The visit places a spotlight on a proposed U.S.–Saudi security pact and a potential civilian nuclear agreement, while Israel normalisation continues to depend on broader regional concessions.
Riyadh and Washington are in advanced discussions over a defence arrangement analogous to the recent U.S.–Qatar pact.
Sources say the agreement, likely signed during the Crown Prince’s visit, would commit the United States to provide greater security guarantees to Saudi Arabia in return for deeper cooperation on intelligence, missile defence and air power.
At the same time, Saudi officials are negotiating access to American stealth fighter jets such as the F-35 and a civilian nuclear-energy programme.
Although Washington has long linked such transfers to progress on Israeli-Saudi normalisation, Riyadh insists its recognition of Israel depends on an “irrevocable, major step” toward a Palestinian state.

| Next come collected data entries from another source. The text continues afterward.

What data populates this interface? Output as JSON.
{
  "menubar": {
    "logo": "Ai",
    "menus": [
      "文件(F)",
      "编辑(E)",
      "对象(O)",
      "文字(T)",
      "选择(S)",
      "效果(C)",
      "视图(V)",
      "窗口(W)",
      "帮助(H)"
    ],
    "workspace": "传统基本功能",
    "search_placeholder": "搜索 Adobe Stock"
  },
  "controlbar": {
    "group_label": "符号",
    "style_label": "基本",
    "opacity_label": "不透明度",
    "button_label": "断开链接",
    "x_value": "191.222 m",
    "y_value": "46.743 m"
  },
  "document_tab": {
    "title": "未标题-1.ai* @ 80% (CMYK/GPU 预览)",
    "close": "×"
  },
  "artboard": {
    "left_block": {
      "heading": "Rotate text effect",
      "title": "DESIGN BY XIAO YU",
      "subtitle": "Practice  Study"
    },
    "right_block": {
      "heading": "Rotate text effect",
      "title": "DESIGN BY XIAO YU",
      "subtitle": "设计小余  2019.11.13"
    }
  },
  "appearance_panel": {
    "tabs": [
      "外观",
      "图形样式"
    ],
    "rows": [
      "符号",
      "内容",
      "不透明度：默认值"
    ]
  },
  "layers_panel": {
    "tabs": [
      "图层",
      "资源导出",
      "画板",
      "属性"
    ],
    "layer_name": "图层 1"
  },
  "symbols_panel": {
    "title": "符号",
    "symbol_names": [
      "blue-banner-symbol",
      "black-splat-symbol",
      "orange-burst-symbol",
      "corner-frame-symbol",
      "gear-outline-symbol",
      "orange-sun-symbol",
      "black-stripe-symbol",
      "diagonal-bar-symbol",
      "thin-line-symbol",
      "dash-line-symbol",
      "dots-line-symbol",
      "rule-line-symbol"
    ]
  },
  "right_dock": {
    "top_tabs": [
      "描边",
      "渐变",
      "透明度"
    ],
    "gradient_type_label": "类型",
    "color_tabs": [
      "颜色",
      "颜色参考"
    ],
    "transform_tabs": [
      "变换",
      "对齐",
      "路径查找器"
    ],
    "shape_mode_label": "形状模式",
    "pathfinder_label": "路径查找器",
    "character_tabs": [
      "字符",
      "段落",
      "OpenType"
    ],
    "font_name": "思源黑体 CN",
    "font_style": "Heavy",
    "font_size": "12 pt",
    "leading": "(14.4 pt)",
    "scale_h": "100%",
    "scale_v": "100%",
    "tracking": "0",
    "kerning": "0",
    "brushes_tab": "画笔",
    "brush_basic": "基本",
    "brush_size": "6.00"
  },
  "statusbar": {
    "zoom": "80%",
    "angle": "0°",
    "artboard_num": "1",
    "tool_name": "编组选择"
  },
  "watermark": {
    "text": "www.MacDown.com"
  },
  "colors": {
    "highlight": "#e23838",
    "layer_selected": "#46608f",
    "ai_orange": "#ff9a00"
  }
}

That position remains at odds with Israel’s current government, which rejects Palestinian statehood.
President
Donald Trump has publicly expressed confidence that Saudi Arabia could normalise with Israel before year’s end, yet Saudi commentators and analysts describe such an outcome as “virtually impossible” under current conditions.

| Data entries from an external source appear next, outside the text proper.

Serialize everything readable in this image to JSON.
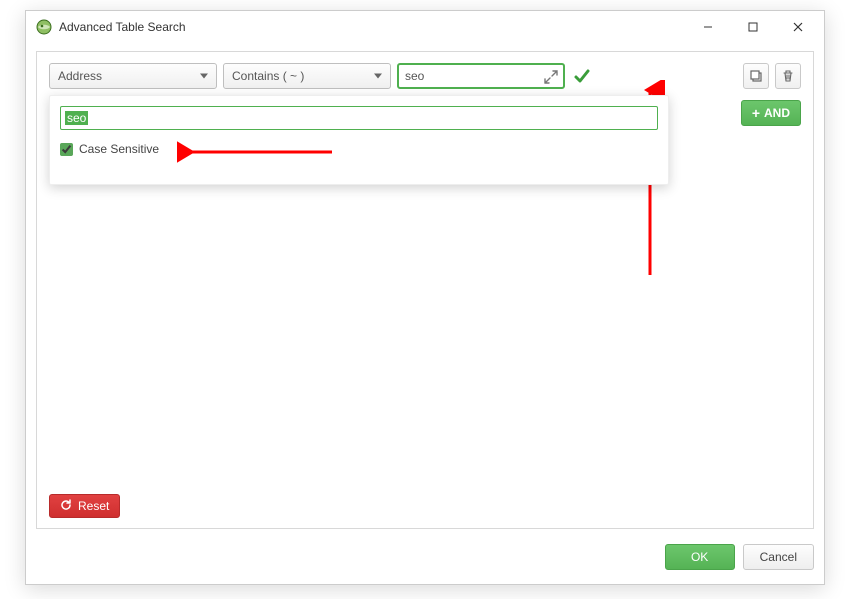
{
  "window": {
    "title": "Advanced Table Search"
  },
  "filter": {
    "field": "Address",
    "operator": "Contains ( ~ )",
    "value": "seo"
  },
  "popup": {
    "value": "seo",
    "case_label": "Case Sensitive",
    "case_checked": true
  },
  "buttons": {
    "and": "AND",
    "reset": "Reset",
    "ok": "OK",
    "cancel": "Cancel"
  },
  "colors": {
    "green": "#55b355",
    "red": "#cf2f2f",
    "annotation": "#ff0000"
  }
}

Polling also indicates widespread Saudi public scepticism toward Israel ties in the wake of the Gaza war, meaning the leadership is proceeding cautiously.
For the Crown Prince, the Washington agenda emphasises strategic autonomy, defence modernisation and global engagement rather than an immediate diplomatic breakthrough with Israel.
Observers view the visit as a milestone in U.S.–Saudi relations under the Trump administration, but not a shortcut to full-scale Middle East accord.
While the trip offers the Cairo-Riyadh–Washington axis an opportunity to reset ties and reinvigorate regional architecture, the normalisation with Israel remains predicated on shifts in the Israeli-Palestinian conflict—shifts that appear unlikely this year.